NEW YORK (AP) — Years ago, when her roommate came home one day sobbing, Laura Benanti comforted her the only way she knew how — with a song.
Benanti, who would go on to win a Tony Award, still recalls the night when her friend Darcy returned from a terrible waitress shift at an Italian restaurant. A drunken woman kept calling her a derogatory name and a man tried to pay for his meal in pennies.
"She was sobbing hysterically and I just sat down with a guitar trying to make her feel better," says Benanti, whose string of Broadway credits includes "Gypsy," ''Nine" and "Women on the Verge of a Nervous Breakdown."
The song that emerged championed working stiffs who have to grin and bear abuse from customers. Sample lyric: "No sir, we don't have oysters/And if we did I still could not sit and share them with you/Would you like a menu?/No, sir, I'm not on it."
Darcy's tears turned to a smile and then laughter. "Halfway through, she was like, 'You should be recording this. I think this is good,'" Benanti recalls.
The song — titled "The Waitress Song" — will be one of the highlights this month of Benanti's new cabaret show, "In Constant Search of the Right Kind of Attention," at the swanky theater district nightclub 54 Below.

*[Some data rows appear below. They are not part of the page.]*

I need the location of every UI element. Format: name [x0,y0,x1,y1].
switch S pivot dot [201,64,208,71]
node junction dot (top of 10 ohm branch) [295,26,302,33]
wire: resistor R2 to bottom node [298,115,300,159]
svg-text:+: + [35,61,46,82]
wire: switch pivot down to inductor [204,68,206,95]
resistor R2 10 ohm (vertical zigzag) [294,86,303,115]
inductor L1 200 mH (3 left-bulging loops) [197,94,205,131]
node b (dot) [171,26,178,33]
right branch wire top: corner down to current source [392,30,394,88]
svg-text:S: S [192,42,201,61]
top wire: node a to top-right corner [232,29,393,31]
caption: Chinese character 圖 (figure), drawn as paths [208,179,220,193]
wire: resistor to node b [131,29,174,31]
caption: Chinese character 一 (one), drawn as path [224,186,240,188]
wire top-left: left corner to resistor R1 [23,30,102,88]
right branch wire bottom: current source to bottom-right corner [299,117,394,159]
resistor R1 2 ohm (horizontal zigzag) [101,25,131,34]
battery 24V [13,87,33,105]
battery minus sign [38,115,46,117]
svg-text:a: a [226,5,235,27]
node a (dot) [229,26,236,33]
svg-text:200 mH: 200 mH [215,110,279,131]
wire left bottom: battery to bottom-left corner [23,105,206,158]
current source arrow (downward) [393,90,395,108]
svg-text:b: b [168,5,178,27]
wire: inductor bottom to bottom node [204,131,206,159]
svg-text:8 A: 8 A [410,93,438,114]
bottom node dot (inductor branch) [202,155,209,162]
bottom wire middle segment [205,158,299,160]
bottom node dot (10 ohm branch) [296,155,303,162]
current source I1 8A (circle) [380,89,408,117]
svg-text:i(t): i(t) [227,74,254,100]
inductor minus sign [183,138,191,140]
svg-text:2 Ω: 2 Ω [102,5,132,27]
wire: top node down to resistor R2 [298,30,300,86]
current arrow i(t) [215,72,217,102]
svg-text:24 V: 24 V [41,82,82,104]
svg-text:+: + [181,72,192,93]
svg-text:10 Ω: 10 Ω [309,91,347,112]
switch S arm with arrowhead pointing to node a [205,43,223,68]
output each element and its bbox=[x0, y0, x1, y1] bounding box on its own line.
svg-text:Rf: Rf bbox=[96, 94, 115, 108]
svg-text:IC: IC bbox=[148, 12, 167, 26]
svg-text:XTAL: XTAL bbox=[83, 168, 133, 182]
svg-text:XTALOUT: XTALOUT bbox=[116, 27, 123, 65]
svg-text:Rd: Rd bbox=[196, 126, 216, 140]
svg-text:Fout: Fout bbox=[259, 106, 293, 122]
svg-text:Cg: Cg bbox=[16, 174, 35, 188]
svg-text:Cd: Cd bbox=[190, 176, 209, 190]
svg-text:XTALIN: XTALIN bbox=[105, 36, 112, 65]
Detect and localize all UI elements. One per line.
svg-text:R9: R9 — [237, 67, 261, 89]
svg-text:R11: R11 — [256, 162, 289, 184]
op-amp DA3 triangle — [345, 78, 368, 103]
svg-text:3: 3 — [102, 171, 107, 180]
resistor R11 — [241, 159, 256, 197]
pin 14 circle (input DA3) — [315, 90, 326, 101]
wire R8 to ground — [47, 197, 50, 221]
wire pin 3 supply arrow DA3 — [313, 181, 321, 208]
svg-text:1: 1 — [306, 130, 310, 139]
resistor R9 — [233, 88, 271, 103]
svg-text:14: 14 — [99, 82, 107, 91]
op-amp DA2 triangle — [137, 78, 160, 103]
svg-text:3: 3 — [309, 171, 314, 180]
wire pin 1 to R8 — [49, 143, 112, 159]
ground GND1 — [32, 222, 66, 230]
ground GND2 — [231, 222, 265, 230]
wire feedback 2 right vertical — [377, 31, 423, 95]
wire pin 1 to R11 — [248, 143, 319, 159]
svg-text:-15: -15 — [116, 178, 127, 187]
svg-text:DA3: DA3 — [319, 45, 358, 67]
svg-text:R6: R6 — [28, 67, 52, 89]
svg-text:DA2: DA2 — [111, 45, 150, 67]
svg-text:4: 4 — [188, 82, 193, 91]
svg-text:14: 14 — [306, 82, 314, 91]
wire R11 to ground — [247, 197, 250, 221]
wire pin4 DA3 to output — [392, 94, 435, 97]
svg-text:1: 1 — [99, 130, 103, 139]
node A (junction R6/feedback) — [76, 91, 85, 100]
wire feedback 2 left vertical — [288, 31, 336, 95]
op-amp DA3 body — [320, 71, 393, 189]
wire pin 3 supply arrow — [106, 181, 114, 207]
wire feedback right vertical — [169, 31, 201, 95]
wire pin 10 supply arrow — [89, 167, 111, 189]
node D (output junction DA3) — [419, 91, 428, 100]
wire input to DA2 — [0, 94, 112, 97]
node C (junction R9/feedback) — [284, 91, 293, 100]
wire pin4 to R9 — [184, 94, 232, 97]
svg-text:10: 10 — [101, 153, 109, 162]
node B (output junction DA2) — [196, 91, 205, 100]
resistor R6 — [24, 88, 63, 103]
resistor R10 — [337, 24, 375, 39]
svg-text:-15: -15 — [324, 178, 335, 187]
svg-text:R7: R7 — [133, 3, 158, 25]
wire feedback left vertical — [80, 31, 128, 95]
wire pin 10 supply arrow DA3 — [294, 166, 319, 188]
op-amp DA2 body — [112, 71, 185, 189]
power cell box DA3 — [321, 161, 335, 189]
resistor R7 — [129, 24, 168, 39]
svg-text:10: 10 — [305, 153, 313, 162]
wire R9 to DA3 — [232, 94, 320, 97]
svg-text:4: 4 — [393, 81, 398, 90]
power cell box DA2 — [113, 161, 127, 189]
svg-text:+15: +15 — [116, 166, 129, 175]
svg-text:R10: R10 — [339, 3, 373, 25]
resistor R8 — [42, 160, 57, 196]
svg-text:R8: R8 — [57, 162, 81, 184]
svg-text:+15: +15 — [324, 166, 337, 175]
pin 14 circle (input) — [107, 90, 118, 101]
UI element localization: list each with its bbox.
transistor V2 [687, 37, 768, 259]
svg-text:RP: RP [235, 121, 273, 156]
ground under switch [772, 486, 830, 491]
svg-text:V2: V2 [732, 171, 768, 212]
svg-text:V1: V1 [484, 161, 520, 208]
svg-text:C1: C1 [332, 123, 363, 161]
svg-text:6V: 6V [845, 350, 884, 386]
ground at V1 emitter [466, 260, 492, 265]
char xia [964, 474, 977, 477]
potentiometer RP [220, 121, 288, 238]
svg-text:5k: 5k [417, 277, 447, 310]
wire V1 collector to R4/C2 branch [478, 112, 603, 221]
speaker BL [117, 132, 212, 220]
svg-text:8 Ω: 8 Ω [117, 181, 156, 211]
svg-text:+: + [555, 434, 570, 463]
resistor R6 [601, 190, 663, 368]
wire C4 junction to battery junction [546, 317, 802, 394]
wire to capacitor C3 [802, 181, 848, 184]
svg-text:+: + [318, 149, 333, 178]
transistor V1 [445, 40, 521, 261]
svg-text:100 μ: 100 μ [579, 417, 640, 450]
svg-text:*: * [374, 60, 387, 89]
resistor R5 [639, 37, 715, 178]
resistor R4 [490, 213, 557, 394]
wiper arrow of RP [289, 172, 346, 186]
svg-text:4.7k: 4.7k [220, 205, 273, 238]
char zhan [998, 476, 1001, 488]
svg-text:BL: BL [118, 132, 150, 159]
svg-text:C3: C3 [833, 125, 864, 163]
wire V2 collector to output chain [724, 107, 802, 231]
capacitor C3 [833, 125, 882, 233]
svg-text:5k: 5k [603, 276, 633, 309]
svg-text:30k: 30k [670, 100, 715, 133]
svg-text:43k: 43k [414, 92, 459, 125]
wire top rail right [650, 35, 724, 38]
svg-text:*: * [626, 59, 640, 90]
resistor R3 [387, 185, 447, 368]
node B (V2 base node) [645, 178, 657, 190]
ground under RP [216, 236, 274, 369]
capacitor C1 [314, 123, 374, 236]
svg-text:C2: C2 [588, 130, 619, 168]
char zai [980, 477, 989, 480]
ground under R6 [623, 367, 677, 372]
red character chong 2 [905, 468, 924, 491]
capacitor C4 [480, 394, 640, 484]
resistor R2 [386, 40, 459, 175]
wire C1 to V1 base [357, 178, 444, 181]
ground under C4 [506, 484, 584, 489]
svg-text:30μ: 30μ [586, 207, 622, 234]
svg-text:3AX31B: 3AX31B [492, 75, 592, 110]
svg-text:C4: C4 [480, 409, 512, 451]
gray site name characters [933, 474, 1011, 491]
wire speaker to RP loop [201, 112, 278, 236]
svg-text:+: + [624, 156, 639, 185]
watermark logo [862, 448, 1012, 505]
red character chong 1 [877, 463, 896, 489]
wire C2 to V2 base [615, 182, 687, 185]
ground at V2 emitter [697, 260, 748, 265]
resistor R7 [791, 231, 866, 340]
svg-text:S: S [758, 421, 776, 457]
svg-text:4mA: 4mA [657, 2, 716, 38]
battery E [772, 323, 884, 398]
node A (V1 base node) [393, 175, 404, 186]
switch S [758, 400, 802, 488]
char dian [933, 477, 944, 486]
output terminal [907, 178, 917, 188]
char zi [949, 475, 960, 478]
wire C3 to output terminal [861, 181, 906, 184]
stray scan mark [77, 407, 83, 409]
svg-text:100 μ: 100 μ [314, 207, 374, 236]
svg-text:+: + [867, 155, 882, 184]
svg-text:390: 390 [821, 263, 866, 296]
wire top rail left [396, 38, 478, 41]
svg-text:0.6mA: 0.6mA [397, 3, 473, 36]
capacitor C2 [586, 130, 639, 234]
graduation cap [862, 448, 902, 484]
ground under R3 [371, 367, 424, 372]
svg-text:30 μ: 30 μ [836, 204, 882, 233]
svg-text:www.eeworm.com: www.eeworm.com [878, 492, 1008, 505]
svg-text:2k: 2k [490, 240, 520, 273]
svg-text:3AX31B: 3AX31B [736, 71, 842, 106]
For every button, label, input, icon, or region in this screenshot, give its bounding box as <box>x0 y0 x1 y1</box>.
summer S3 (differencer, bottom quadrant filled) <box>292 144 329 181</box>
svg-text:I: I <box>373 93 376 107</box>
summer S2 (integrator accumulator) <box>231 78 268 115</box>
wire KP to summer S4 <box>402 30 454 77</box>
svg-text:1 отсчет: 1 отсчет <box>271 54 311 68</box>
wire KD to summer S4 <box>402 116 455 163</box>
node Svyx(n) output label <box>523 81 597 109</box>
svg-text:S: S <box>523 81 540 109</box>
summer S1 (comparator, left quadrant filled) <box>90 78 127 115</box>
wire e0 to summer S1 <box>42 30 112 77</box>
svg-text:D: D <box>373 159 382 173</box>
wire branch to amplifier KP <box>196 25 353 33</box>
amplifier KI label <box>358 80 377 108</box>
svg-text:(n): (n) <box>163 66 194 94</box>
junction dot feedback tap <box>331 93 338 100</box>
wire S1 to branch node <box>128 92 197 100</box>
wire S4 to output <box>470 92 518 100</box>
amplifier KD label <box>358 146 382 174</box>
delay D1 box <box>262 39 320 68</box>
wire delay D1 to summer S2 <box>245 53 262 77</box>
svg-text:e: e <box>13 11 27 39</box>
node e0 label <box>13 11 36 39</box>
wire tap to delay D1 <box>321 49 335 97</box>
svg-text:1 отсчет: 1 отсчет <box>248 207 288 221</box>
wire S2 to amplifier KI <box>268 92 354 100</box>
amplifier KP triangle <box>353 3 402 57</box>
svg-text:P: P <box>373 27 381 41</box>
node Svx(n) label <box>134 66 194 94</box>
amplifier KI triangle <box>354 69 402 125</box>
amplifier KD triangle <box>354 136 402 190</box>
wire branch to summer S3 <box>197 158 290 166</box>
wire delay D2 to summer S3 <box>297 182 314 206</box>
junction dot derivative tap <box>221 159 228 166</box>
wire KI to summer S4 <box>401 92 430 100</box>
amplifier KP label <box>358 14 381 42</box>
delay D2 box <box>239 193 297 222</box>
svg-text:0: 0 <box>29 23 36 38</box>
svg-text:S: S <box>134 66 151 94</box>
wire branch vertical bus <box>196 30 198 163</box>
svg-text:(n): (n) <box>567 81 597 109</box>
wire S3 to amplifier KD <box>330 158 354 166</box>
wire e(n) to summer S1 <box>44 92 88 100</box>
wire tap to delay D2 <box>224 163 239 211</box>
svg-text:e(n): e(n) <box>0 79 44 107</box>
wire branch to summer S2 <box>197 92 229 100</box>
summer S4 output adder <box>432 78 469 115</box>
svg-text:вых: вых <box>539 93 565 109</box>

It promises to be a night of pure Benanti — smart, sexy, funny and kooky. Besides her original song, she and songwriter Todd Almond, who is her arranger, plan to fuse theater standards with pop songs.
What does that mean? She'll take Stephen Sondheim's "One More Kiss" and mix it with Jeff Buckley's "Last Goodbye." She also plans to sing "My Time of Day" from the musical "Guys and Dolls," some Ellie Goulding, a little Lana Del Rey and a new song with lyrics taken from a poem she wrote when she was 12.
"I just do whatever I want to do," she joked. "I have A.D.D."
Benanti's NBC show "Go On" opposite Matthew Perry has been canceled, but she still has a recurring role on USA's "Royal Pains."
She tells The Associated Press what audiences can expect during her May 20-25 shows at 54 Below.
AP: Have you ever done a cabaret act?
Benanti: No. I've always done songs from shows that I've done but I've never just done songs that I love, or songs that I've written or songs that my friends have written. I've never put together a show like that.
AP: Is the plan here to mix pop and the American Songbook?
Benanti: We're just trying to take two typically incongruous art forms and bring them together in a way that feels meaningful. I think there is some beautiful lyricism in some pop and folk music that sometimes gets lost in the arrangement — you're not hearing the poetry. And there's some clunky stuff in musical theater that's not as lush as it could be.
AP: Have you always liked both kinds of music?
Benanti: I always felt schizophrenic as a kid because I loved musicals so much but then I also loved these rock and pop and folk artists, too. I was like, 'Where do I belong? Where does that fit in?'
AP: You're making Frankenstein monsters?
Benanti: Exactly, but they're going to look good. Like supermodels.
AP: Are you scared that people might not like it?
Benanti: Learning to detach myself from the end result — 'Are people going to like me' — is my lifelong struggle in general. So it helps to do it in my work. If I'm doing anything out of fear or because I want to please someone, I shouldn't be doing it.
AP: Who will like it?
Benanti: I think that if you love traditional cabaret, you will be surprised by this show. I don't think it's your grandmother's cabaret. I think it's built toward a younger audience. But I've had 90-year-old women come up to me and say, 'This is my favorite thing I've ever seen. You are so funny.' So, do I always have the funniest thing to say in moment? No, but sometimes I do.